Ce soir, j’ai enfilé ma cape de super hébergeuse et j’ai récolté les quatre derniers épuisés congelés du parc. Comme j’arrive toujours un peu en retard partout et que je ne parviens jamais à me coucher avant 2 heures du matin, c’était le moment parfait pour commettre un nouvel acte citoyen.
Alors je me suis connectée à mes cyber amis, j’ai cliqué sur le bouton « bonne action » et tout s’est déroulé très vite. Un super cyber chauffeur s’est matérialisé, comme descendu de l’espace et en l’espace d’un instant, son espace était garée dans l’espace de mon garage.
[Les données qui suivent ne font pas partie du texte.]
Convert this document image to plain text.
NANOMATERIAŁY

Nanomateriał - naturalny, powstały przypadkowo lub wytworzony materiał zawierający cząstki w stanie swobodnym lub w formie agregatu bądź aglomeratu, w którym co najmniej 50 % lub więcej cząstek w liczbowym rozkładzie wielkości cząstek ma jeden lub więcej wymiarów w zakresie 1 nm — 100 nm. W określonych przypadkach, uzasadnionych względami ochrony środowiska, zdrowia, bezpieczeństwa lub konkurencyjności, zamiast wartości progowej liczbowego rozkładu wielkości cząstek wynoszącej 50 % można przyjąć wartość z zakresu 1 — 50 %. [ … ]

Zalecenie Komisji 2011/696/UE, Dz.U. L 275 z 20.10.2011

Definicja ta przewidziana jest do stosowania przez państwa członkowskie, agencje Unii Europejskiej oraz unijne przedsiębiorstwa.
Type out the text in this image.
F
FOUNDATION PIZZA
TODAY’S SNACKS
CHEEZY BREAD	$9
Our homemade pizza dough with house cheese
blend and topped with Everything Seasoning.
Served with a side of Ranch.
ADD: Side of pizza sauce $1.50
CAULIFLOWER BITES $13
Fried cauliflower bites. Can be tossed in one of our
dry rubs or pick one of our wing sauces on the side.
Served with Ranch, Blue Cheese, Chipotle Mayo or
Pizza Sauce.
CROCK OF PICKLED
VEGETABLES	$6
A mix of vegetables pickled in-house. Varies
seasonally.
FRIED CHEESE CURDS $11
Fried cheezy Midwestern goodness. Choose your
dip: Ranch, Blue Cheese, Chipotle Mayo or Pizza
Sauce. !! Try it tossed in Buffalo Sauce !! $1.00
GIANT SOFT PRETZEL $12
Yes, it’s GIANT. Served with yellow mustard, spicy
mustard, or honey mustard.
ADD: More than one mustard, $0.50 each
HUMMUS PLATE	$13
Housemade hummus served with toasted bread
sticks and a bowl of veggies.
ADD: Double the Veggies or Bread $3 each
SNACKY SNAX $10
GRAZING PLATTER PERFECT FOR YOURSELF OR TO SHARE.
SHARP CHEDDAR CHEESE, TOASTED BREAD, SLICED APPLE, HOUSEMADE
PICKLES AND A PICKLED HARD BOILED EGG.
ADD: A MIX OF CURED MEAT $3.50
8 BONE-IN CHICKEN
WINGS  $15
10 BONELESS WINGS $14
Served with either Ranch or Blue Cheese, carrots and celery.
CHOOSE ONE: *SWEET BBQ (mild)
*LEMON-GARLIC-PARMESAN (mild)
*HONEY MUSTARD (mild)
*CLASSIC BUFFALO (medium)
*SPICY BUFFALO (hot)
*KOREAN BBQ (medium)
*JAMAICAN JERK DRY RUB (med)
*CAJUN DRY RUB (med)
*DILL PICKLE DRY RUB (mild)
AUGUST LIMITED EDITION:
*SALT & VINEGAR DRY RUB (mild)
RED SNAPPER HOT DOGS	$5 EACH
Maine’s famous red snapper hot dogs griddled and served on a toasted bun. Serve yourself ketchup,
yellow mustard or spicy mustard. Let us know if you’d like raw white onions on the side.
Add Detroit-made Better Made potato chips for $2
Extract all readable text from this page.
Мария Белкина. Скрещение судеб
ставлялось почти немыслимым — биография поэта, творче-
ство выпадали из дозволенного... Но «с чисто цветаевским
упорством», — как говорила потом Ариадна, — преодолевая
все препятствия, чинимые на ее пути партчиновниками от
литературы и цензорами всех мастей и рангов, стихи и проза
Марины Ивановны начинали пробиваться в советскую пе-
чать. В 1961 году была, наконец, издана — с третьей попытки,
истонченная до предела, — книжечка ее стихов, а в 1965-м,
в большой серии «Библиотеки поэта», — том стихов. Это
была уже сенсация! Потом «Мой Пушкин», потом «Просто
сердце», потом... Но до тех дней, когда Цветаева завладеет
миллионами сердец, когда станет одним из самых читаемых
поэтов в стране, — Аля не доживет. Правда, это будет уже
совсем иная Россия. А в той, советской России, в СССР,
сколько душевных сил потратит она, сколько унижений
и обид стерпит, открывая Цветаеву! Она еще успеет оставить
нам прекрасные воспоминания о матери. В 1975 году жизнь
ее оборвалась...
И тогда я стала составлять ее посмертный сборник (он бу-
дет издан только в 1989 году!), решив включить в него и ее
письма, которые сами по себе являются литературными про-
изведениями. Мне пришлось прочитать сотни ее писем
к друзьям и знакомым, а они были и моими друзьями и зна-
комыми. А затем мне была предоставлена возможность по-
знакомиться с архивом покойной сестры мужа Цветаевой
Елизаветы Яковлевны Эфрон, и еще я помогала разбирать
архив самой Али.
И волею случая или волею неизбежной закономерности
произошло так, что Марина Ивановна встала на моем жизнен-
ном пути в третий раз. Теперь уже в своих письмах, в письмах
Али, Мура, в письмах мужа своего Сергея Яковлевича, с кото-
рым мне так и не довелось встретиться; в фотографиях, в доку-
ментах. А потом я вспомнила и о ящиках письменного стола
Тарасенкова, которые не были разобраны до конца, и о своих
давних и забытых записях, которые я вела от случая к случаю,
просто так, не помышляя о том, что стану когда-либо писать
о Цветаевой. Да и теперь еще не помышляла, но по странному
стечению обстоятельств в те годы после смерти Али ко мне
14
La transaction a eu lieu dans la nuit noire. On les voyait à peine. Même si on les voyait mieux que les précédents du Soudan. Les quatre se sont extirpés du vaisseau pour échouer sur le pont de mon paquebot. Une poignée de main au chauffeur, clin d’œil entendu « à toit* de jouer », et me voici avec mes quatre invités. Ils me suivent, sans rien dire. En file indienne. Ou plutôt en file Egyptienne. Deux hommes, deux femmes. Elles ne me regardent pas. Que doit-il se passer dans leurs têtes ? Être happées au milieu de la nuit, emmenées dans une campagne lointaine, dans un pays inconnu. Et échouer chez moi. Où quatre bons lits les attendent. Des bonnes couettes rembourrées. Une salle de bain rien que pour eux. Des mandarines, des dattes, du chocolat. Et en guise d’accueil, les ronflements de mon compagnon qui bercent la maison. C’est un peu comme un cauchemar qui finit bien. Ou personne n’est mort à la fin. Une pause sur le chemin. Ils pouffent de rire. J’imagine que c’est nerveux. Veulent juste de l’eau. Et s’enfuient dans les chambres. Je n’ai pas compris leurs prénoms. Même pas les lettres. Ils ne sont pas spécialement courtois. Gênés j’imagine. J’ai l’impression de jouer à la mère noël. D’avoir toute cette latitude d’être généreuse. J’ouvre mon espace à ces pèlerins en leur offrant tout ce qui pourrait leur faire du bien. J’accueille des orientaux comme je sais qu’ils nous accueilleraient chez eux. C’est le globe à l’envers.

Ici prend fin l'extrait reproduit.